One step beyond meat
Historically, Beyond Meat’s growth model has relied on high profile partnerships: PepsiCo Inc. is one of its biggest yet. But, significantly, the relationship is also an expansion beyond the meat aisle.
Founded in 2009, the company’s namesake burger was one of the first in the plant-based protein wars. Key to growing name recognition and reach was teaming with big restaurant chains, from Pizza Hut to Dunkin’. Earlier this month, Taco Bell announced it will begin testing a Beyond Meat menu item in the US. The brand has collaborated with McDonald’s in the precursor of its McPlant patties.

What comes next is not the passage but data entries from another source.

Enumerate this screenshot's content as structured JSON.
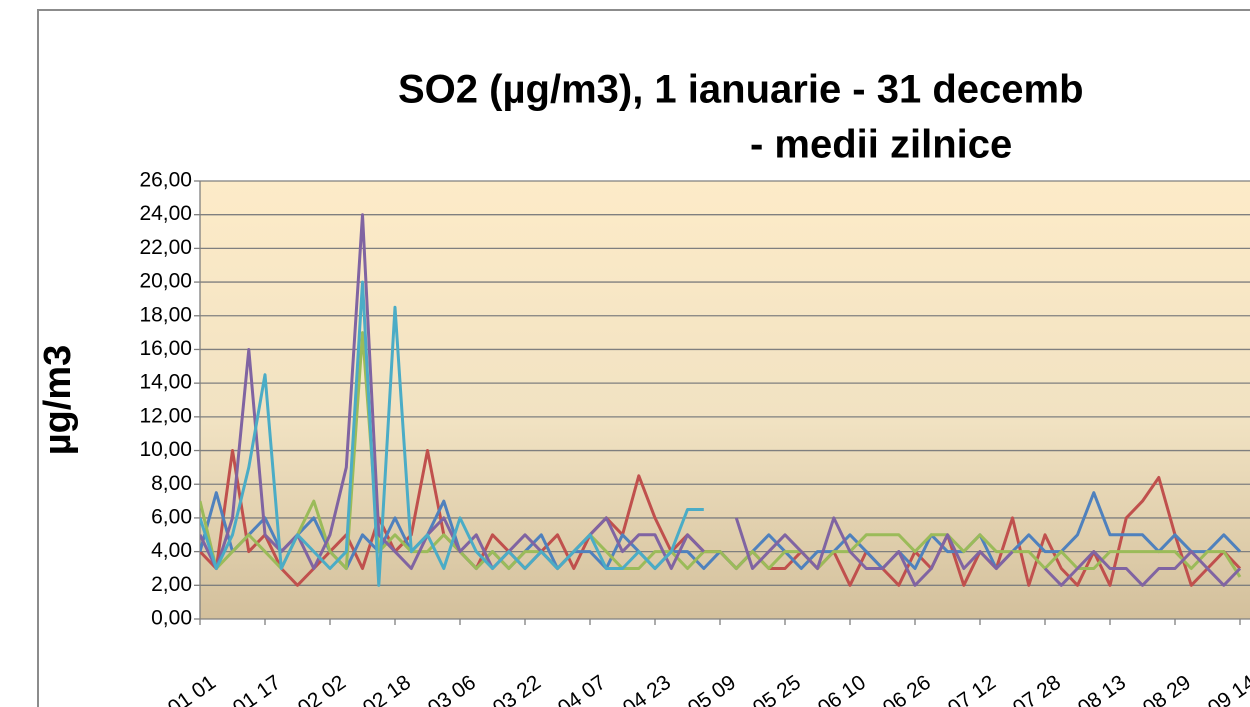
{
  "chart_data": {
    "type": "line",
    "title": "SO2 (µg/m3), 1 ianuarie - 31 decemb",
    "subtitle": "- medii zilnice",
    "y_label": "µg/m3",
    "categories": [
      "01 01",
      null,
      null,
      null,
      "01 17",
      null,
      null,
      null,
      "02 02",
      null,
      null,
      null,
      "02 18",
      null,
      null,
      null,
      "03 06",
      null,
      null,
      null,
      "03 22",
      null,
      null,
      null,
      "04 07",
      null,
      null,
      null,
      "04 23",
      null,
      null,
      null,
      "05 09",
      null,
      null,
      null,
      "05 25",
      null,
      null,
      null,
      "06 10",
      null,
      null,
      null,
      "06 26",
      null,
      null,
      null,
      "07 12",
      null,
      null,
      null,
      "07 28",
      null,
      null,
      null,
      "08 13",
      null,
      null,
      null,
      "08 29",
      null,
      null,
      null,
      "09 14"
    ],
    "series": [
      {
        "color": "#c0504d",
        "values": [
          4,
          3,
          10,
          4,
          5,
          3,
          2,
          3,
          4,
          5,
          3,
          6,
          4,
          5,
          10,
          5,
          4,
          3,
          5,
          4,
          3,
          4,
          5,
          3,
          5,
          6,
          5,
          8.5,
          6,
          4,
          5,
          4,
          4,
          3,
          4,
          3,
          3,
          4,
          3,
          4,
          2,
          4,
          3,
          2,
          4,
          3,
          5,
          2,
          4,
          3,
          6,
          2,
          5,
          3,
          2,
          4,
          2,
          6,
          7,
          8.4,
          5,
          2,
          3,
          4,
          3
        ]
      },
      {
        "color": "#4f81bd",
        "values": [
          4,
          7.5,
          4,
          5,
          6,
          4,
          5,
          6,
          4,
          3,
          5,
          4,
          6,
          4,
          5,
          7,
          4,
          3,
          4,
          3,
          4,
          5,
          3,
          4,
          4,
          3,
          5,
          4,
          3,
          4,
          4,
          3,
          4,
          3,
          4,
          5,
          4,
          3,
          4,
          4,
          5,
          4,
          3,
          4,
          3,
          5,
          4,
          4,
          5,
          3,
          4,
          5,
          4,
          4,
          5,
          7.5,
          5,
          5,
          5,
          4,
          5,
          4,
          4,
          5,
          4
        ]
      },
      {
        "color": "#9bbb59",
        "values": [
          7,
          3,
          4,
          5,
          4,
          3,
          5,
          7,
          4,
          3,
          17,
          4,
          5,
          4,
          4,
          5,
          4,
          3,
          4,
          3,
          4,
          4,
          3,
          4,
          5,
          4,
          3,
          3,
          4,
          4,
          3,
          4,
          4,
          3,
          4,
          3,
          4,
          4,
          3,
          4,
          4,
          5,
          5,
          5,
          4,
          5,
          5,
          4,
          5,
          4,
          4,
          4,
          3,
          4,
          3,
          3,
          4,
          4,
          4,
          4,
          4,
          3,
          4,
          4,
          2.5
        ]
      },
      {
        "color": "#8064a2",
        "values": [
          5,
          3,
          6,
          16,
          5,
          4,
          5,
          3,
          5,
          9,
          24,
          5,
          4,
          3,
          5,
          6,
          4,
          5,
          3,
          4,
          5,
          4,
          3,
          4,
          5,
          6,
          4,
          5,
          5,
          3,
          5,
          4,
          null,
          6,
          3,
          4,
          5,
          4,
          3,
          6,
          4,
          3,
          3,
          4,
          2,
          3,
          5,
          3,
          4,
          3,
          4,
          null,
          3,
          2,
          3,
          4,
          3,
          3,
          2,
          3,
          3,
          4,
          3,
          2,
          3
        ]
      },
      {
        "color": "#4bacc6",
        "values": [
          6,
          3,
          5,
          9,
          14.5,
          3,
          5,
          4,
          3,
          4,
          20,
          2,
          18.5,
          4,
          5,
          3,
          6,
          4,
          3,
          4,
          3,
          4,
          3,
          4,
          5,
          3,
          3,
          4,
          3,
          4,
          6.5,
          6.5,
          null,
          null,
          null,
          null,
          null,
          null,
          null,
          null,
          null,
          null,
          null,
          null,
          null,
          null,
          null,
          null,
          null,
          null,
          null,
          null,
          null,
          null,
          null,
          null,
          null,
          null,
          null,
          null,
          null,
          null,
          null,
          null,
          null
        ]
      }
    ],
    "ylim": [
      0,
      26
    ],
    "yticks": [
      {
        "value": 0,
        "label": "0,00"
      },
      {
        "value": 2,
        "label": "2,00"
      },
      {
        "value": 4,
        "label": "4,00"
      },
      {
        "value": 6,
        "label": "6,00"
      },
      {
        "value": 8,
        "label": "8,00"
      },
      {
        "value": 10,
        "label": "10,00"
      },
      {
        "value": 12,
        "label": "12,00"
      },
      {
        "value": 14,
        "label": "14,00"
      },
      {
        "value": 16,
        "label": "16,00"
      },
      {
        "value": 18,
        "label": "18,00"
      },
      {
        "value": 20,
        "label": "20,00"
      },
      {
        "value": 22,
        "label": "22,00"
      },
      {
        "value": 24,
        "label": "24,00"
      },
      {
        "value": 26,
        "label": "26,00"
      }
    ],
    "grid": true
  }
}
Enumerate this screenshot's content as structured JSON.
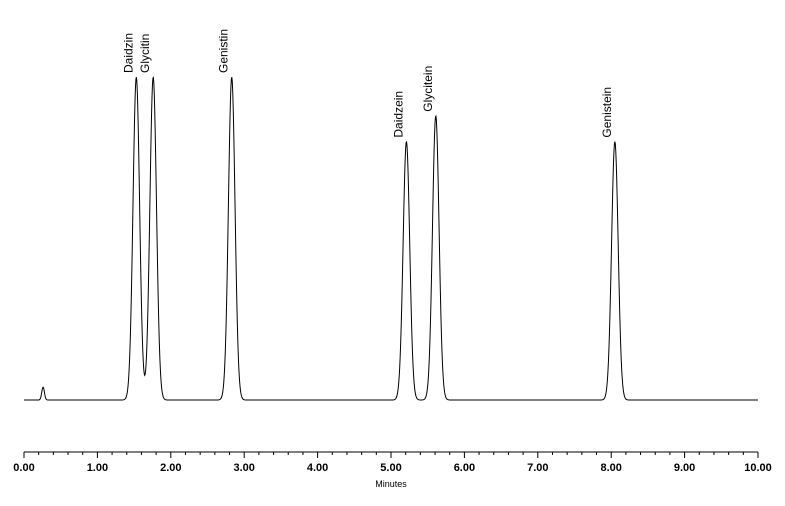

Beyond Meat said that as of late last year, its products were sold in approximately 122,000 retail and food service outlets in more than 80 countries. Stocks may have risen 65% in 2020 due to more Americans cooking at home, but Beyond needs to increase their offerings. With Pepsi’s help, the company — which already makes plant-based alternatives to beef and pork — will have access to a global product development powerhouse.
Moreover, Beyond’s marketing budget has gone on social media. Pepsi will help push that marketing to a new level, and bring more customers into the fold. Beyond may have been growing rapidly inside of grocery stores, but Pepsi commands a tonne more shelf space. The maker of Quaker Oats, Dorito Chips and Gatorade will bring its’ distribution weight to the partnership.